Corrected association of THBG with main clinical indexes by multivariate models

Variables	Partial correlation		Multivariate linear regression
FEV1, %pred	r′=−0.523	P=0.000	β′=−0.535	P=0.000
RV/TLC, %pred	r′=0.407	P=0.000	β′=0.446	P=0.000
RV, %pred	r′=0.348	P=0.001	β′=0.345	P=0.001
LAA, %	r′=0.414	P=0.000	β′=0.427	P=0.000

Note: Partial correlation and multivariate linear regression models, corrected for age, suggested that THBG was still associated with FEV₁%pred, RV/TLC%, RV%pred, and LAA%.

Abbreviations: FEV₁, forced expiratory volume in 1 s; LAA, low-attenuation area; pred, predicted; RV, residual volume; THBG, thyroxine-binding globulin; TLC, total lung capacity.

Table S7.

HR of THBG for AE based on Cox proportional hazards models

Variables	Cox proportional hazards models (enter method#)
	HR (95% CI)	P-value
THBG_levela	4.229 (1.131–15.814)	0.032
FEV1%pred	0.976 (0.946–1.008)	0.146
Age, years	0.921 (0.819–1.036)	0.172
Smoking history, pack-years	1.007 (0.954–1.064)	0.792
Smoking cessation duration, years	1.137 (0.954–1.355)	0.153
Hypertension	0.668 (0.177–2.525)	0.552
Diabetes mellitus	1.475 (0.177–12.303)	0.719

Notes:

^aTHBG_level: It was divided into the high- and low-level groups based on the median of THBG (8.66 μg/mL).
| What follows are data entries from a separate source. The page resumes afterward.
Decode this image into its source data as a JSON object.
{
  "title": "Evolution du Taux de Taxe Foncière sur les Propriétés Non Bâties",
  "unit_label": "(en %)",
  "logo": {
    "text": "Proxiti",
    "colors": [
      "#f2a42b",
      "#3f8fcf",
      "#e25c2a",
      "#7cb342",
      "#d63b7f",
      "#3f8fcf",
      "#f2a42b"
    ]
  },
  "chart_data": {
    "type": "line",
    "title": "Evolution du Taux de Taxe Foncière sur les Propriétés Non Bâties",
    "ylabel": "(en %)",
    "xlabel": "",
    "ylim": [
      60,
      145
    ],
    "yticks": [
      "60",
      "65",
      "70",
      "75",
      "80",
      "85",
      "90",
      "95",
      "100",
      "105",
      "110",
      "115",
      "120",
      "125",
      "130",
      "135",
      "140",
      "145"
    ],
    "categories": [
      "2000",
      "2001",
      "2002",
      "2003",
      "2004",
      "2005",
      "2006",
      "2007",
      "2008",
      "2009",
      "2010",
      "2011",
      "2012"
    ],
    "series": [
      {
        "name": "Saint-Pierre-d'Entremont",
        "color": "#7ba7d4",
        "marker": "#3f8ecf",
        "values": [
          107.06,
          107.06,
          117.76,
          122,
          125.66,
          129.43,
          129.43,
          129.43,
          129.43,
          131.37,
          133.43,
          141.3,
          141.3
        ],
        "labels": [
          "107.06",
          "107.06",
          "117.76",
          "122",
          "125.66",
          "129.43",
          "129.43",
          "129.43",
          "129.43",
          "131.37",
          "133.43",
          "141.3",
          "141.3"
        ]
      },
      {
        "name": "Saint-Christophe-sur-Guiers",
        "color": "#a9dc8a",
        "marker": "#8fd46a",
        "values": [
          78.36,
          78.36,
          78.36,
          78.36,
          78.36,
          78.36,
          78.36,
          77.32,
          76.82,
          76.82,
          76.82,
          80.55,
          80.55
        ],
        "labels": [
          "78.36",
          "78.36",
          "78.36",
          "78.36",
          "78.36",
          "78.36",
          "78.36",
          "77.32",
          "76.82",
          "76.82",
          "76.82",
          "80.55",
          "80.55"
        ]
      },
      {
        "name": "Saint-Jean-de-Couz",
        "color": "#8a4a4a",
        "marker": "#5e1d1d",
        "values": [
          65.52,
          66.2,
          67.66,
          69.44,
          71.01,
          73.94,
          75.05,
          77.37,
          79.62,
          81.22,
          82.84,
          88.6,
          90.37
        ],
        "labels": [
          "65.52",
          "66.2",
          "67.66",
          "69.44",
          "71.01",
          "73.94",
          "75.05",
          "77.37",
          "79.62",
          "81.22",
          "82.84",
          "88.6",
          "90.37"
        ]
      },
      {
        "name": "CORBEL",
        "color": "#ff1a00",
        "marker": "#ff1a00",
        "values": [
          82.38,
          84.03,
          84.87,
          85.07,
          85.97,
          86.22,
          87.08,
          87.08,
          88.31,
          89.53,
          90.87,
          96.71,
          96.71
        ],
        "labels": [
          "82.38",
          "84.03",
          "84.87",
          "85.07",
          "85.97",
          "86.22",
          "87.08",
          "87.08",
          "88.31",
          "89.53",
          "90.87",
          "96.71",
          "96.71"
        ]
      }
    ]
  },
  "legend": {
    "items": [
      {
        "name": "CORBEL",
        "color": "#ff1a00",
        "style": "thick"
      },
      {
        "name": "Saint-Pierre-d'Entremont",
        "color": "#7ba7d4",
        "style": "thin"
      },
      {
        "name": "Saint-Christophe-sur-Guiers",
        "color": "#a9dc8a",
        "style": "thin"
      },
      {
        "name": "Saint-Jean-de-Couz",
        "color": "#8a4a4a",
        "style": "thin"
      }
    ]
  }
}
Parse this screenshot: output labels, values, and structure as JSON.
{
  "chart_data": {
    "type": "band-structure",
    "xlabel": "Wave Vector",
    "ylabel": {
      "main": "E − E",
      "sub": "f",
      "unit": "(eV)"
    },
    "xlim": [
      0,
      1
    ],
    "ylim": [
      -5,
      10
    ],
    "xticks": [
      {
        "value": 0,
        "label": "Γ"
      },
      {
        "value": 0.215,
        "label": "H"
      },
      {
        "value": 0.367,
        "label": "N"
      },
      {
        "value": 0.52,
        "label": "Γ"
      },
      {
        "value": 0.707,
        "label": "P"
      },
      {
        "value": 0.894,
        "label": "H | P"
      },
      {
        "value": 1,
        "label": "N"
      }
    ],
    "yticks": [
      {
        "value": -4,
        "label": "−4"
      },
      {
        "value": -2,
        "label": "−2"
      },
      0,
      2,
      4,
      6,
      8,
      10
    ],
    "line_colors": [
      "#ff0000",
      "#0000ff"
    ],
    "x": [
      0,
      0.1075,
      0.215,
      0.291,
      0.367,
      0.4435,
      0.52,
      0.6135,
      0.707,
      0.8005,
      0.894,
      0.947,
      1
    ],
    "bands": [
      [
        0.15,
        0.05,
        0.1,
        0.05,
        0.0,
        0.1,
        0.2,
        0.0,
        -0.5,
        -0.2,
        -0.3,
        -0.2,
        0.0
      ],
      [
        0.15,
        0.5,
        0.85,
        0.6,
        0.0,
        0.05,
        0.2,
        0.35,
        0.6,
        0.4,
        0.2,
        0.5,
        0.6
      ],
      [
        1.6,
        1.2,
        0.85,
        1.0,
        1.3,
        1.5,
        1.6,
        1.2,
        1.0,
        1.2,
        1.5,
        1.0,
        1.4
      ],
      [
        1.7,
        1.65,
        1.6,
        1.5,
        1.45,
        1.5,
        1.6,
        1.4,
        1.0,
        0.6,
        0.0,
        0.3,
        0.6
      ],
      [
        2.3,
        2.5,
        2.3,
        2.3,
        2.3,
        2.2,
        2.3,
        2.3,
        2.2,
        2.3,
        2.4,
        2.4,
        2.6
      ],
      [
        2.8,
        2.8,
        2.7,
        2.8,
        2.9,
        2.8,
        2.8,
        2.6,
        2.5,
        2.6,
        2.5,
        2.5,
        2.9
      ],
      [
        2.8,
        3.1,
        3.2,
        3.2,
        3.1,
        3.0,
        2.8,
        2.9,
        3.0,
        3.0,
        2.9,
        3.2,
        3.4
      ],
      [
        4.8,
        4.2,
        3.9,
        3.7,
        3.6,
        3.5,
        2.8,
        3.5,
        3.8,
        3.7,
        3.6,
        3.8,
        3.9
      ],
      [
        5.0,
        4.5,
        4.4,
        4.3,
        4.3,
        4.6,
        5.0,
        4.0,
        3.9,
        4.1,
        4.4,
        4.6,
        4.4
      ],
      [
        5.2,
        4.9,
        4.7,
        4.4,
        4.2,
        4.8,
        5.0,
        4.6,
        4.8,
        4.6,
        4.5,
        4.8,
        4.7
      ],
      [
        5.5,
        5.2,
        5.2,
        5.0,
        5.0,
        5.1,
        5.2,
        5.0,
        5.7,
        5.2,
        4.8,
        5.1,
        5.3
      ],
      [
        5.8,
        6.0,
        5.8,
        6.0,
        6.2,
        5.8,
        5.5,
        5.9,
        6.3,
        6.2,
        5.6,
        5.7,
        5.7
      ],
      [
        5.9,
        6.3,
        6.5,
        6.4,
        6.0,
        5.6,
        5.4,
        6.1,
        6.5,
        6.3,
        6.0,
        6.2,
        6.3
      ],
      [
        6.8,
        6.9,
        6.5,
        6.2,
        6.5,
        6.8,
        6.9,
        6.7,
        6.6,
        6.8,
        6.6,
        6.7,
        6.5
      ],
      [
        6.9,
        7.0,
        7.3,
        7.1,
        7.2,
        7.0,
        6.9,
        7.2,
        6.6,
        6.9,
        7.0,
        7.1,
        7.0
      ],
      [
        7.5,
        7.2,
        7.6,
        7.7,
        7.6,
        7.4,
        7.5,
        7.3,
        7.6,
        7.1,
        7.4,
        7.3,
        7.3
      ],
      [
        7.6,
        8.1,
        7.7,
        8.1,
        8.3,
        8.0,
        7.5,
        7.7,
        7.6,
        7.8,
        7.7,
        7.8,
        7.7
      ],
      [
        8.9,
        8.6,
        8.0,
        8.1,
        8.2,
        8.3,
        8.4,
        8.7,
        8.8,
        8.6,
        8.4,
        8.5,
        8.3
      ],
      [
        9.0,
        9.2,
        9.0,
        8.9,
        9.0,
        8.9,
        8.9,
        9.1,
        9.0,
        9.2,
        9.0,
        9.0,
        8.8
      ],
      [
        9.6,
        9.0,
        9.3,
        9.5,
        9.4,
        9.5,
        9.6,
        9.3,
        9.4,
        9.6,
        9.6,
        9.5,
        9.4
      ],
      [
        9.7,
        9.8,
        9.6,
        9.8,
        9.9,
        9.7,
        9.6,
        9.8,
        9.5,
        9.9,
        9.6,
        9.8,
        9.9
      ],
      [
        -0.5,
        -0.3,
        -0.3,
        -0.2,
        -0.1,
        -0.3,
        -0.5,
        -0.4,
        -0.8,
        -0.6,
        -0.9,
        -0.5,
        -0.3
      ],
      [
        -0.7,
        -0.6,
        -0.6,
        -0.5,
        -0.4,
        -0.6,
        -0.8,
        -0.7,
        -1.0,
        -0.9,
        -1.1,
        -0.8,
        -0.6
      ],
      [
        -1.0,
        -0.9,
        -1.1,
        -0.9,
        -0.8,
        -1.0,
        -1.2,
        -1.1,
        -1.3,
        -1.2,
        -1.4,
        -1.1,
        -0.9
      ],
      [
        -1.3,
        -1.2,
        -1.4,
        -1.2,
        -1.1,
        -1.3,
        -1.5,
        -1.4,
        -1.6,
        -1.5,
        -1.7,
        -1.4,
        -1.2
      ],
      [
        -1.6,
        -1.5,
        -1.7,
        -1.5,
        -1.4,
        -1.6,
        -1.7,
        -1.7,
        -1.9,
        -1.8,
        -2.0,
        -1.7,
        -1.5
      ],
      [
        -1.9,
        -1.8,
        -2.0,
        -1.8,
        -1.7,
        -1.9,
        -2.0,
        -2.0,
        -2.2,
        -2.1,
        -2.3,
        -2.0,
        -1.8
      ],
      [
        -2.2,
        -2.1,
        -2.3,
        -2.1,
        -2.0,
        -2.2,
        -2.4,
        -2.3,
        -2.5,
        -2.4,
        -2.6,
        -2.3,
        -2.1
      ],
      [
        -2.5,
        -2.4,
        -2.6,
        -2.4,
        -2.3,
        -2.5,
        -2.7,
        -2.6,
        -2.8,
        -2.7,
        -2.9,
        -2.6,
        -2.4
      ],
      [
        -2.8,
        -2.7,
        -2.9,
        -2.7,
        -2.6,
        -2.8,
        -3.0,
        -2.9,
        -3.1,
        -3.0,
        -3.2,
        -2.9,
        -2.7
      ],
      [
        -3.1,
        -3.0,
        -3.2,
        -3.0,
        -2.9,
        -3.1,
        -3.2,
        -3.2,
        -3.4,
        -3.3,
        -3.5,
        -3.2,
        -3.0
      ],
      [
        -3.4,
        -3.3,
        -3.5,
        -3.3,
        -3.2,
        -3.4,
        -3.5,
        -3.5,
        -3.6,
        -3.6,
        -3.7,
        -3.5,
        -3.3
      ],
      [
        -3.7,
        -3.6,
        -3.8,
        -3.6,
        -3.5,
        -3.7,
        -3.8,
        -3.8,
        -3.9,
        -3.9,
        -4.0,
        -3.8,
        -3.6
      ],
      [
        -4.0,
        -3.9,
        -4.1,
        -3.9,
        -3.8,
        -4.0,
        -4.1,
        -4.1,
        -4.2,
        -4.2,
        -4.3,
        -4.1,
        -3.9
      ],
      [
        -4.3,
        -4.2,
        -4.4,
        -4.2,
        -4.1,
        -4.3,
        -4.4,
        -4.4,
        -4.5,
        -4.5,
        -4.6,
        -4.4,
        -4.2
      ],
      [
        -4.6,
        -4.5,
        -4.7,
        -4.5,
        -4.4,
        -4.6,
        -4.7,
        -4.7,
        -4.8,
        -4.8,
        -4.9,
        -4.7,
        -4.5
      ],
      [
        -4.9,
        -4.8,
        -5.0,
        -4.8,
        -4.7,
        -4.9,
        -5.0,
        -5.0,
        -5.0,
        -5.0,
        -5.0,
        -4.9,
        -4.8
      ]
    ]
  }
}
It was still an independent risk factor (HR: 4.229, P=0.032) for AE, when THBG level, FEV₁%pred, age, smoking history, smoking cessation duration, hypertension, and diabetes mellitus were corrected for.

^#Enter method means that all variables were included in Cox proportional hazards model.

Abbreviations: AE, acute exacerbation; CI, confidence interval; FEV₁, forced expiratory volume in 1 s; HR, hazard ratio; pred, predicted; THBG, thyroxine-binding globulin.